5) Your kids aren't first in line for the tv: I used to go over to my ex-in-laws house and their TV was on the Disney Channel 24/7 because their youngest wanted to watch it. This went on from when she was a kid until she went to college. The parents would just sit in the living room and watch it with her. WHAT?? That would have never flown with my dad. There was a pecking order to who was in charge of the remote and it went oldest to youngest. And with me being the youngest, the only times I generally picked what I wanted to watch was on Saturday mornings before anyone got up.
I have quite a few friends who let their kids control the living room remote. That doesn't fly with me, especially since they have TVs in their own room or there are other TVs in the house. I don't pay the cable bill so that I can watch Teen Titans Go on DVR for hours on end. I didn't become an adult so that I could waste my time being subjected to hearing Adventure Time in the background while I cook or do dishes... that's my Golden Girls in the background time!

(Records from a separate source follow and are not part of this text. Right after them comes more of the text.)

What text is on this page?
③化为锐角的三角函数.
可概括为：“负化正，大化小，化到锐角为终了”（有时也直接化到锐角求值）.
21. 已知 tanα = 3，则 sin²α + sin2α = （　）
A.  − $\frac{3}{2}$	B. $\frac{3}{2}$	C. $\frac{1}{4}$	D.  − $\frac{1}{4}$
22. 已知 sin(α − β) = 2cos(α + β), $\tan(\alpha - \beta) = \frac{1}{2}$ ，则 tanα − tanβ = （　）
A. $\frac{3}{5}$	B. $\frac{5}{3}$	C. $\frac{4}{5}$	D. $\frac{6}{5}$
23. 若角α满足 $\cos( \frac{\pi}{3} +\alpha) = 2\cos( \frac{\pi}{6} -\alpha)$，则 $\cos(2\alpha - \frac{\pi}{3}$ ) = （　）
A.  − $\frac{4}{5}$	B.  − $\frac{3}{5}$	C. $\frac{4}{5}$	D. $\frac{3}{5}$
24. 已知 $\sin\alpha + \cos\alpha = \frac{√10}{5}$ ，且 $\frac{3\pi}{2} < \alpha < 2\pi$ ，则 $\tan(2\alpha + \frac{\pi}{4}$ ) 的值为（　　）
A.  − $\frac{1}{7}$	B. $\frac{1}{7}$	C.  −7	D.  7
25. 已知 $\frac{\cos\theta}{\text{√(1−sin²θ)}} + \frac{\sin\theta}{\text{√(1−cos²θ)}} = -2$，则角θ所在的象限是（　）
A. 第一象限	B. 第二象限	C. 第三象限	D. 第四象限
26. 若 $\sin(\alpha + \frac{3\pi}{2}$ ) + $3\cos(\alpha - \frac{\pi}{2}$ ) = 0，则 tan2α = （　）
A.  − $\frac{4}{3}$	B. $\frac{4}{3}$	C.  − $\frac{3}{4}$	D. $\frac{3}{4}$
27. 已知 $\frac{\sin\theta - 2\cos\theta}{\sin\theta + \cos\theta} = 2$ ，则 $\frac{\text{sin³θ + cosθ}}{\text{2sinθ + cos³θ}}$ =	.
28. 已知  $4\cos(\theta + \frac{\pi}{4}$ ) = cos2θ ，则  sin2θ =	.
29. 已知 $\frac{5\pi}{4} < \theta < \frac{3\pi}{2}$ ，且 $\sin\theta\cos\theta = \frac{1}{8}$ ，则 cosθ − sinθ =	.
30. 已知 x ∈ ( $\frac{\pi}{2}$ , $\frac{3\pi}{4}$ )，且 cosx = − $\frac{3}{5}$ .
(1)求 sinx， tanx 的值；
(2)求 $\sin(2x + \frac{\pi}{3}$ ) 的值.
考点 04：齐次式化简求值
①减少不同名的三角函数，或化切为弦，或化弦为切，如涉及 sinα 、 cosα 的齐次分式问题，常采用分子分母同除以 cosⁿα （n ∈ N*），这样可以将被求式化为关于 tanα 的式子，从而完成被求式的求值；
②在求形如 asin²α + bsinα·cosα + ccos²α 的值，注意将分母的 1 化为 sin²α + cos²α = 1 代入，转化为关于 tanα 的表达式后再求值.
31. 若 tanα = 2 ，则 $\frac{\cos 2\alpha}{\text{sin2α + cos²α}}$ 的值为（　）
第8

6) Men CAN cook: Don't be one of those chauvinists who think men can't and shouldn't cook because it's a woman's job. Welcome to 2014, and good luck with your future relationships if you think that way. My dad is an AWESOME cook. He worked a full time job and still came home and made dinner for 6 every night. It wasn't just grilling either, it was utilizing every cooking appliance in the kitchen. I had a best friend whose husband was a good cook, but refused because it was a "woman's job." So, they ate pizza a lot and their fridge was filled with hot dogs. I always wanted to marry a man that can cook. I didn't, but at least my husband WILL cook. He tries. It doesn't bother me that he can't cause I know not every guy out there is good at everything. But I did make sure I found a husband who didn't believe that there were "men's jobs" and "women's jobs." He feels like all chores are created equal.
Conclusion: I have many other lessons I can list, but if I did, Father's Day would be over before you had a chance to read them all. These are just the ones that stick out the most with me as a parent. I do think that my approach is quite different than my Dad's was, but that goes along with having different personalities. Clearly he did something right if I find these to be lessons that I have adopted as a parent. I have no problem telling my kids no because I want to raise them to be good people and I've witnessed first hand things that other parents have done that turned their kids into giant d-bags.
SOOOOOO, Happy Father's Day to my dad and despite the fact it never seems like I listened, I actually WAS paying attention! Thanks for the help!